データセットを準備してロードするための概要は次のとおりです。
from torch.utils.data import Subset import vision # Load training and validation sets train_dataset = vision.ImageDataset("unsloth/LaTeX_OCR", image_processor, split='train') val_dataset = vision.ImageDataset("unsloth/LaTeX_OCR", image_processor, split='test') # Optionally use a smaller subset for faster iteration subset_ratio = 0.2 train_dataset = Subset(train_dataset, range(int(subset_ratio * len(train_dataset)))) val_dataset = Subset(val_dataset, range(int(subset_ratio * len(val_dataset))))
この時点で、前に説明したのと同じ AnyModal パイプラインを構築または再利用します。事前トレーニング済みの重みを読み込む代わりに、モデルを初期化して、最初から、または部分的に事前トレーニング済みのチェックポイントから学習できるようにします。
multimodal_model = anymodal.MultiModalModel( input_processor=None, input_encoder=vision_encoder, input_tokenizer=vision.Projector(vision_hidden_size, llm.get_hidden_size(tokenizer, model), num_hidden=1), language_tokenizer=tokenizer, language_model=model, prompt_text="The LaTeX expression of the equation in the image is:" )
次に、モデルのパラメータを最適化するためのトレーニング ループを作成します。一般的なアプローチでは、PyTorch のAdamW
オプティマイザーを使用し、オプションで効率性のために混合精度トレーニングを採用します。

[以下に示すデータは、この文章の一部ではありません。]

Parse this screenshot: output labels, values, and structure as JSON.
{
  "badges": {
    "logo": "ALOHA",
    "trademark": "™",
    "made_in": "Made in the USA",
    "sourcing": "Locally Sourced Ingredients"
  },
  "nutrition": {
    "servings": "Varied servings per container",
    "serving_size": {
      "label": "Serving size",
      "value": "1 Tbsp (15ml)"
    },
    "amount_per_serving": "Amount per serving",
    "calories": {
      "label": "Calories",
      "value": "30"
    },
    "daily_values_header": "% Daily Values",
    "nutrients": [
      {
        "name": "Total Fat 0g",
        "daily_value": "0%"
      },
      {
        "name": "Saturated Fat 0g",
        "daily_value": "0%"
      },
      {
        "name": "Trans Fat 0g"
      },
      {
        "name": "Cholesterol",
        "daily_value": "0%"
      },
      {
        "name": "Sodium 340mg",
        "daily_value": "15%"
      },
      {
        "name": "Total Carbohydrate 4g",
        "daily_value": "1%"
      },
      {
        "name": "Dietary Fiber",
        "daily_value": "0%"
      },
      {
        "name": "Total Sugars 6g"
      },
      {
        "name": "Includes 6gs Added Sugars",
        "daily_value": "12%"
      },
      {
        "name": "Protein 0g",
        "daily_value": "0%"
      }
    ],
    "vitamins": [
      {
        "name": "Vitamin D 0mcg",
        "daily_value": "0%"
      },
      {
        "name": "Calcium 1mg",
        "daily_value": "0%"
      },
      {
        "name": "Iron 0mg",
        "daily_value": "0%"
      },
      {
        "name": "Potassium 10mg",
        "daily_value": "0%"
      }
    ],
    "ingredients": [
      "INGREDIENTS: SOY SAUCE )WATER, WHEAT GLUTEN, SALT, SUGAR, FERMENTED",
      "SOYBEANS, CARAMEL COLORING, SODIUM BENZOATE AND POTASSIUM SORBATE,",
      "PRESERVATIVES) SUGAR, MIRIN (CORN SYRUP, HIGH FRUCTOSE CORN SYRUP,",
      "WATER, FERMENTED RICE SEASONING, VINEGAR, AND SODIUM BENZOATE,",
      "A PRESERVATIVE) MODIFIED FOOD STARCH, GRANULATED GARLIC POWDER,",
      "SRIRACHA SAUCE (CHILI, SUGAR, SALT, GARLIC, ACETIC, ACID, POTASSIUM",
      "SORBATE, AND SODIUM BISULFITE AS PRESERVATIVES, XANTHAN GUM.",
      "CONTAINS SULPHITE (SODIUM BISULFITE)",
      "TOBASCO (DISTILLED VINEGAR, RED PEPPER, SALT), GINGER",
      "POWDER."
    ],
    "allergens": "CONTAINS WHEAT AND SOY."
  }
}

from tqdm import tqdm import torch optimizer = torch.optim.AdamW(multimodal_model.parameters(), lr=1e-4) scaler = torch.cuda.amp.GradScaler() train_loader = torch.utils.data.DataLoader(train_dataset, batch_size=16, shuffle=True) num_epochs = 5 for epoch in range(num_epochs): for batch_idx, batch in tqdm(enumerate(train_loader), desc=f"Epoch {epoch+1} Training"): optimizer.zero_grad() with torch.cuda.amp.autocast(): logits, loss = multimodal_model(batch) scaler.scale(loss).backward() scaler.step(optimizer) scaler.update()
各エポックの後、または少なくともトレーニングが終了したときに、検証セットでモデルを評価すると、新しいデータに一般化されることが保証されます。
val_loader = torch.utils.data.DataLoader(val_dataset, batch_size=16, shuffle=False) for batch_idx, batch in enumerate(val_loader): predictions = multimodal_model.generate(batch['input'], max_new_tokens=120) for idx, prediction in enumerate(predictions): print(f"Actual LaTeX: {batch['text'][idx]}") print(f"Generated LaTeX: {prediction}")
この検証手順では、パフォーマンスの確認に加えて、ハイパーパラメータの調整、別のベースモデルへの切り替え、データの前処理の改良などの改善を導くことができます。これらのトレーニング手順に従うことで、ビジョン エンコーダーと言語モデルの相互作用をより深く理解し、ワークフローを追加のタスクやより専門的なドメインに拡張することができます。